Qu’un dossier soit uniquement local ou en réseau, les données saisies et la tenue du dossier relèvent de la responsabilité médicale. Chacun a sa part de responsabilité, au sens éthique comme au sens juridique et, en cas de litiges, seul(s) le (ou les) professionnel(s) concerné(s) par la partie du dossier incriminée peu(ven)t être mis en cause. Ce qui implique pour tous une grande vigilance, aussi bien dans leurs comptes rendus et leurs notes que dans la protection de l’accès aux dossiers, via leur système de codage et/ou leur carte informatique CPS (Carte de professionnel de santé).

Cas particulier : utilisation et informatisation des données d’un patient à des fins de recherche

Cette possibilité est ouverte après information du patient qui doit là aussi pouvoir exercer son droit d’opposition.

Les recherches, études et évaluations n’impliquant pas la personne humaine, qui portent en particulier sur la réutilisation de données ou d’échantillons. Cette réutilisation de données concerne celles qui sont déjà collectées au sein de bases existantes (cohortes, observatoires, registres, dossiers médicaux…) ainsi que les bases médico-administratives. L’ensemble de ces recherches, études et évaluations doivent faire l’objet d’une demande d’autorisation auprès du Comité d’Expertise pour les Recherches, les Etudes et les Evaluations dans le domaine de la Santé (CEREES) puis d’une autorisation de la CNIL.

Ces dispositions s’appliquent aussi à la réutilisation d’échantillons issus de biocollections et/ou des bases de données cliniques associée.

La demande préalable à toute recherche nécessitant un tel usage de données ou de fichiers doit être effectuée auprès du Comité d’Expertise pour les Recherches, les Etudes et les Evaluations dans le domaine de la Santé (CEREES) qui a remplacé le Comité consultatif sur le traitement de l’information en matière de recherche dans le domaine de la santé (CCTIRS).

La loi du 26 janvier 2016 de modernisation de notre système de santé prévoit, dans son article 193, que la Commission Nationale de l’Informatique et des Libertés (CNIL) autorise les études et évaluations et les recherches n’impliquant pas la personne humaine après avis du CEREES. Cet avis facilite l’instruction du dossier par la CNIL, en l’éclairant sur les aspects méthodologiques et scientifiques du dossier. Plus précisément, le CEREES émet un avis sur la méthodologie retenue, sur la nécessité du recours à des données à caractère personnel, sur la pertinence de celles-ci par rapport à la finalité du traitement et, s’il y a lieu, sur la qualité scientifique du projet. Le cas échéant, le comité recommande aux demandeurs des modifications de leur projet afin de le mettre en conformité.

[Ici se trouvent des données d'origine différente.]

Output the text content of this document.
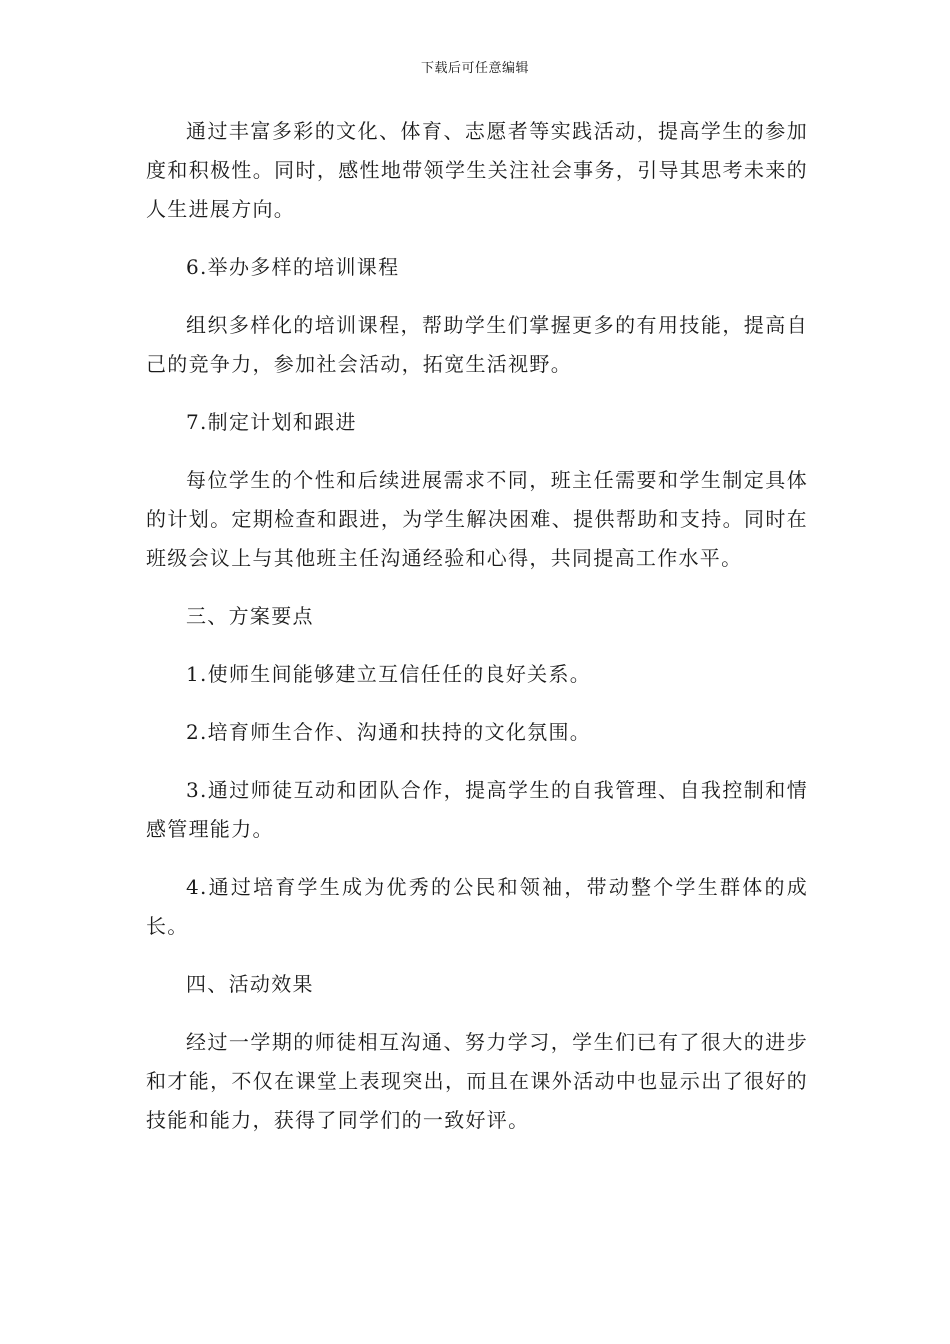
下载后可任意编辑

通过丰富多彩的文化、体育、志愿者等实践活动，提高学生的参加度和积极性。同时，感性地带领学生关注社会事务，引导其思考未来的人生进展方向。

6.举办多样的培训课程

组织多样化的培训课程，帮助学生们掌握更多的有用技能，提高自己的竞争力，参加社会活动，拓宽生活视野。

7.制定计划和跟进

每位学生的个性和后续进展需求不同，班主任需要和学生制定具体的计划。定期检查和跟进，为学生解决困难、提供帮助和支持。同时在班级会议上与其他班主任沟通经验和心得，共同提高工作水平。

三、方案要点

1.使师生间能够建立互信任任的良好关系。

2.培育师生合作、沟通和扶持的文化氛围。

3.通过师徒互动和团队合作，提高学生的自我管理、自我控制和情感管理能力。

4.通过培育学生成为优秀的公民和领袖，带动整个学生群体的成长。

四、活动效果

经过一学期的师徒相互沟通、努力学习，学生们已有了很大的进步和才能，不仅在课堂上表现突出，而且在课外活动中也显示出了很好的技能和能力，获得了同学们的一致好评。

Après avoir pris connaissance du projet de recherche, ce comité émet un avis, qu’il transmet à la CNIL, sur la méthodologie de la recherche, la nécessité du recours ou non à des données nominatives et la pertinence de celles-ci par rapport à l’objectif de la recherche. Puis la Commission nationale de l’informatique et des libertés rend un avis transmis au demandeur.

Lorsque des données permettent l’identification des personnes, elles doivent être codées avant leur transmission. Toutefois, il peut être dérogé à cette obligation, pour une durée limitée, lorsque le traitement de données nominatives est indispensable et justifié par la méthodologie (exemple suivi de pharmacovigilance).